We reach day 3 of the first round of County Championship matches and here at Lord’s it seems that the pitch is mellowing slightly but ever so slightly. We are back to high levels of cloud cover, no floodlights and the occasional skirmish with sunshine and two more wickets in the first half hour. Yesterday was one of those weird days when all four innings were in play and 26 wickets fell. But this raises a number of concerns over the Championship as if there aren’t enough already!
Better writers and paid correspondents have pontificated at length already about the marginalisation of the Championship but…
The poor spring and late winter weather have not been conducive to pitch and outfield preparation and even into the third day at Headingley there has still been no play due to the wet outfield; and the poor grounds have lead to early abandonment of some practice fixtures (with due respect to the Universities involved)
This has not enabled players (and umpires) to get into any kind of nick or form from game one. What were trigger happy umpires yesterday are today more thoughtful and deliberative.
And resting key players after a long and stressful winter spent overseas in sunny warm climes doing what they are paid for when most of us would just love to have 10% of the skills they have and to be paid for a pastime…just don’t get me going! Yes, we all need a break from normal toil and work but please…
So what is a solution? bearing in mind T20 is all powerful – how about going back to what worked in the past? Ok let’s not push everything back to a May 1 start but the first half of April is too early! The start needs to go back a week or even two. Essex and Yorkshire have lost two days of their match – and these are good sides winning the Championship three of the last four years between them. Losing large blocks of time in what could be a match with bearing on the title is not good (perhaps Yorkshire are not that keen to play Essex so soon with the memory of their abject performance at Chelmsford last September still fresh in their minds…and it was poor!).
‘But…’ I hear county treasurers cry ‘we take as much in one T20 game, as we take on the gate all summer long in the Championship’; ok then let’s squeeze the cash cow so that it produces more cream than milk! Take out a few T20 games, make the product less widely available so that premium prices can be charged at the gate. Make the product more elusive so it attracts a higher price? Which leads to the question – why should we? No one cares for the Championship, so let’s marginalise it even more and one day why bother at all since Tests will be defunct within years and all we need is a constant diet of one day instant gratification. Call me old fashioned and a traditionalist but don’t you need to know where you’ve come from before you can go forward?
Ok…back to the match here at Lord’s- after all we need to deal with what we have, not what we’d like.
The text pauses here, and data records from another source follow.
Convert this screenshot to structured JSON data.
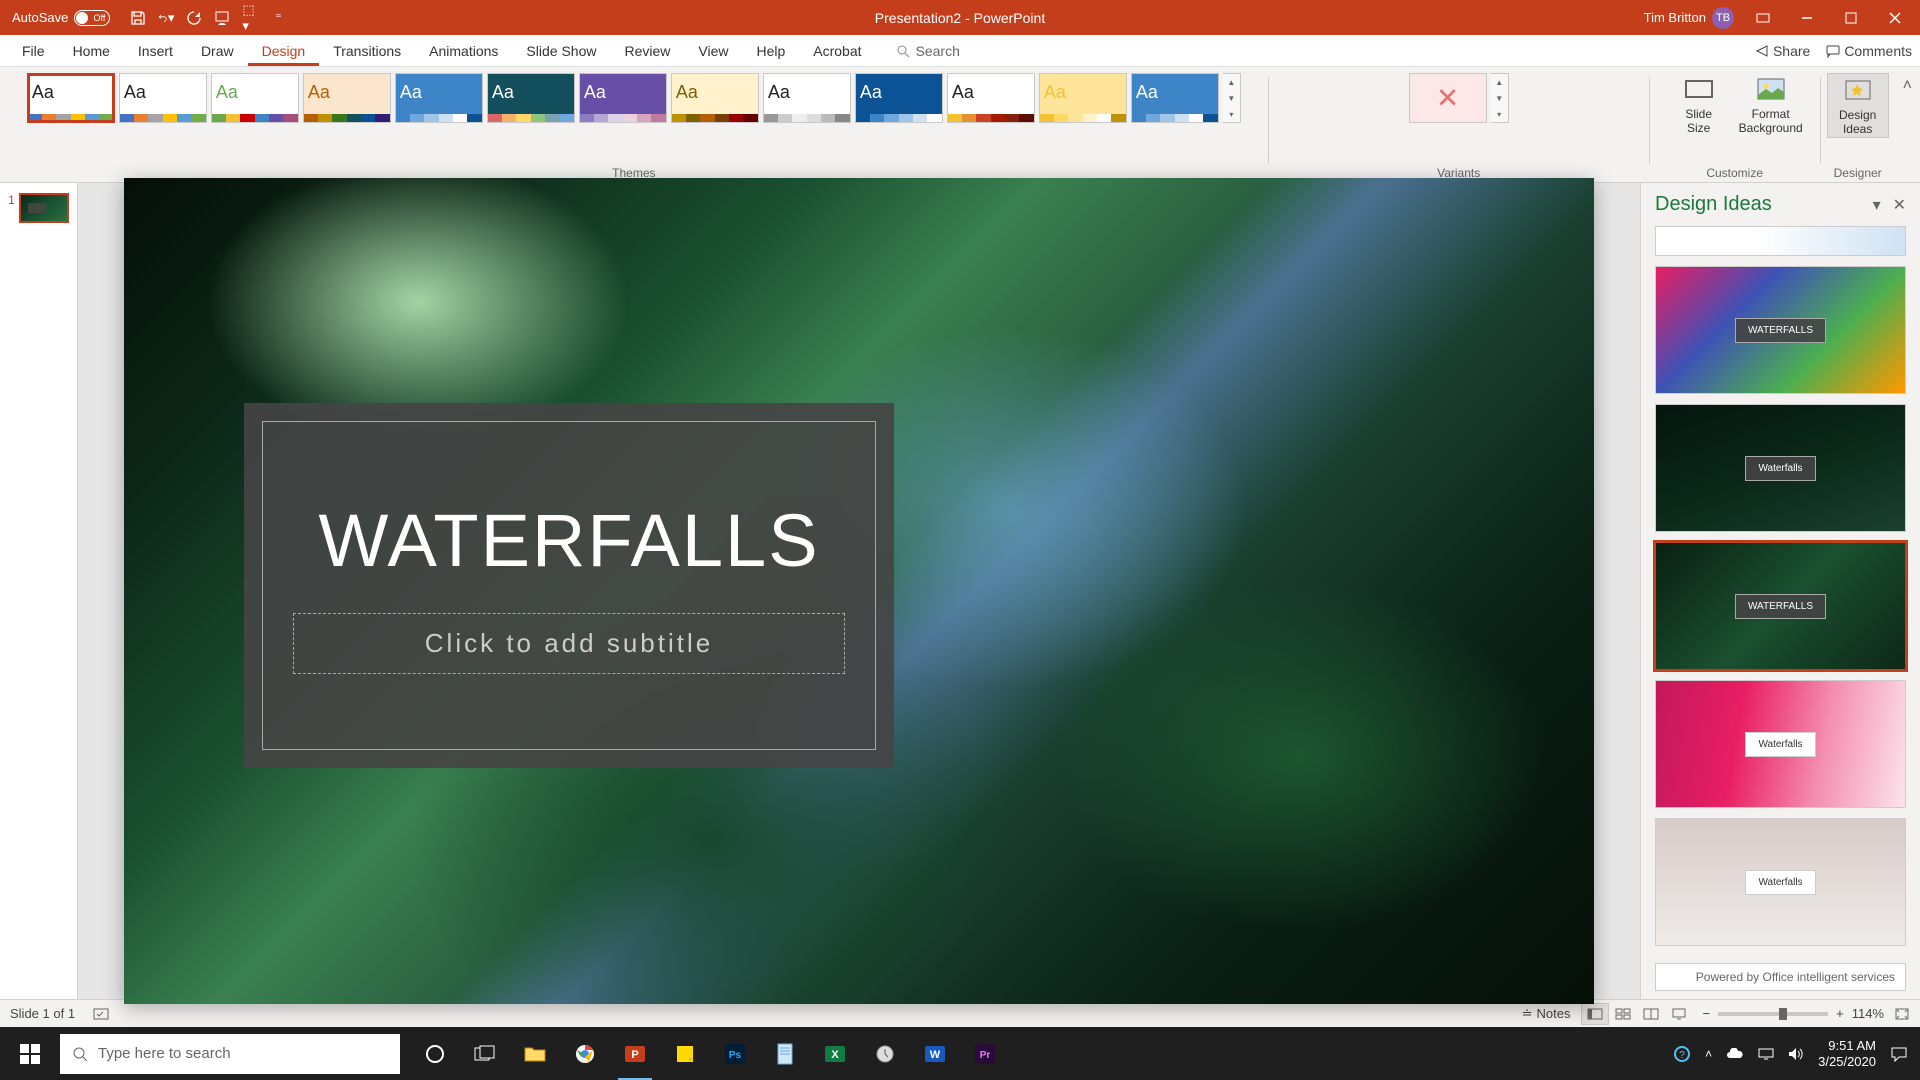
{
  "titlebar": {
    "autosave_label": "AutoSave",
    "autosave_state": "Off",
    "doc_title": "Presentation2 - PowerPoint",
    "user_name": "Tim Britton",
    "user_initials": "TB"
  },
  "tabs": {
    "file": "File",
    "home": "Home",
    "insert": "Insert",
    "draw": "Draw",
    "design": "Design",
    "transitions": "Transitions",
    "animations": "Animations",
    "slideshow": "Slide Show",
    "review": "Review",
    "view": "View",
    "help": "Help",
    "acrobat": "Acrobat",
    "search": "Search"
  },
  "share": {
    "share": "Share",
    "comments": "Comments"
  },
  "ribbon": {
    "themes_label": "Themes",
    "variants_label": "Variants",
    "customize_label": "Customize",
    "designer_label": "Designer",
    "slide_size": "Slide\nSize",
    "format_bg": "Format\nBackground",
    "design_ideas": "Design\nIdeas",
    "themes": [
      {
        "aa_color": "#222",
        "bg": "#fff",
        "bar": [
          "#4472c4",
          "#ed7d31",
          "#a5a5a5",
          "#ffc000",
          "#5b9bd5",
          "#70ad47"
        ]
      },
      {
        "aa_color": "#222",
        "bg": "#fff",
        "bar": [
          "#4472c4",
          "#ed7d31",
          "#a5a5a5",
          "#ffc000",
          "#5b9bd5",
          "#70ad47"
        ]
      },
      {
        "aa_color": "#6aa84f",
        "bg": "#fff",
        "bar": [
          "#6aa84f",
          "#f1c232",
          "#cc0000",
          "#3d85c6",
          "#674ea7",
          "#a64d79"
        ]
      },
      {
        "aa_color": "#b45f06",
        "bg": "#fce5cd",
        "bar": [
          "#b45f06",
          "#bf9000",
          "#38761d",
          "#134f5c",
          "#0b5394",
          "#351c75"
        ]
      },
      {
        "aa_color": "#fff",
        "bg": "#3d85c6",
        "bar": [
          "#3d85c6",
          "#6fa8dc",
          "#9fc5e8",
          "#cfe2f3",
          "#fff",
          "#0b5394"
        ]
      },
      {
        "aa_color": "#fff",
        "bg": "#134f5c",
        "bar": [
          "#e06666",
          "#f6b26b",
          "#ffd966",
          "#93c47d",
          "#76a5af",
          "#6fa8dc"
        ]
      },
      {
        "aa_color": "#fff",
        "bg": "#674ea7",
        "bar": [
          "#8e7cc3",
          "#b4a7d6",
          "#d9d2e9",
          "#ead1dc",
          "#d5a6bd",
          "#c27ba0"
        ]
      },
      {
        "aa_color": "#7f6000",
        "bg": "#fff2cc",
        "bar": [
          "#bf9000",
          "#7f6000",
          "#b45f06",
          "#783f04",
          "#990000",
          "#660000"
        ]
      },
      {
        "aa_color": "#222",
        "bg": "#fff",
        "bar": [
          "#999",
          "#ccc",
          "#eee",
          "#ddd",
          "#bbb",
          "#888"
        ]
      },
      {
        "aa_color": "#fff",
        "bg": "#0b5394",
        "bar": [
          "#0b5394",
          "#3d85c6",
          "#6fa8dc",
          "#9fc5e8",
          "#cfe2f3",
          "#fff"
        ]
      },
      {
        "aa_color": "#222",
        "bg": "#fff",
        "bar": [
          "#f1c232",
          "#e69138",
          "#cc4125",
          "#a61c00",
          "#85200c",
          "#5b0f00"
        ]
      },
      {
        "aa_color": "#f1c232",
        "bg": "#ffe599",
        "bar": [
          "#f1c232",
          "#ffd966",
          "#ffe599",
          "#fff2cc",
          "#fff",
          "#bf9000"
        ]
      },
      {
        "aa_color": "#fff",
        "bg": "#3d85c6",
        "bar": [
          "#3d85c6",
          "#6fa8dc",
          "#9fc5e8",
          "#cfe2f3",
          "#fff",
          "#0b5394"
        ]
      }
    ]
  },
  "design_pane": {
    "title": "Design Ideas",
    "footer": "Powered by Office intelligent services",
    "ideas": [
      {
        "label": "",
        "style": "short",
        "bg": "linear-gradient(90deg,#fff 40%,#cfe2f3)"
      },
      {
        "label": "WATERFALLS",
        "style": "",
        "bg": "linear-gradient(135deg,#e91e63,#3f51b5,#4caf50,#ff9800)"
      },
      {
        "label": "Waterfalls",
        "style": "",
        "bg": "linear-gradient(160deg,#051510,#0a2818,#1a4030)"
      },
      {
        "label": "WATERFALLS",
        "style": "selected",
        "bg": "linear-gradient(135deg,#0a1f12,#1a5030,#0d2818)"
      },
      {
        "label": "Waterfalls",
        "style": "",
        "bg": "linear-gradient(100deg,#c2185b,#e91e63,#f48fb1,#fce4ec)"
      },
      {
        "label": "Waterfalls",
        "style": "",
        "bg": "linear-gradient(180deg,#d7ccc8,#efebe9)"
      }
    ]
  },
  "slide": {
    "title": "WATERFALLS",
    "subtitle_placeholder": "Click to add subtitle"
  },
  "thumbs": {
    "slide1_num": "1"
  },
  "statusbar": {
    "slide_count": "Slide 1 of 1",
    "notes": "Notes",
    "zoom": "114%"
  },
  "taskbar": {
    "search_placeholder": "Type here to search",
    "time": "9:51 AM",
    "date": "3/25/2020"
  }
}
This pitch is not a 71ao pitch – the bowling was exemplary and the batting shamelessly awful and as lunch is taken Northants need another 179 with 5 wickets in hand, five sessions available ( 160+ overs) and the slight possibility of light rain later today. Somehow I think it will be all over by the end of play today.
From afar the pitch is getting easier to play…although the Northants batsmen may not agree – each first innings saw over a third of the overs being maidens, but it’s now just over 10%. Did the delivery for that last wicket (Levi c Helm b Harris 23) ‘stop’ on the pitch? Is the uneven bounce from the Nursery End too uneven or is the bowling by both sides better equipped to play to the strengths of the pitch than the batting? Even so, Levi took an age to walk off…it would have been quicker to crawl! And it needs to be asked…what was on offer for lunch today? Whatever it was has put a spring into the bowling and stodge into the batting post-lunch.
From what I’ve seen since it must have been kamikaze food for Northants as they spiral out of control whilst Harris (that man again) works his wonders from the Pavilion End – ok, the lower middle order is not expected to dig in, but some gumption would not go amiss! Whatever Middlesex had for lunch worked wonders…5 wickets for 18 runs in just over the half hour to record a win by 160 runs
Overall I think the pitch was a 175/200 run pitch per innings and will probably not merit any penalty: it was just poor batting and application by Northants that lost them the game. And who can remember the last time Lord’s was reported for a sub-standard pitch? Ok, iconic grounds are not exempt from censure (MCG for the Ashes test was rated as poor and you could probably still be playing on it today) but who would look to criticise the Home of Cricket?
And then why not Headingley for the current non-game? Worcester for its regular flooding and Ciderabad in the West Country?
But the question remains (and how many times can I get the word ‘lords’ into a legitimate and sensible sentence) if Lord’s is reported to Lord’s then who lords it over Lord’s?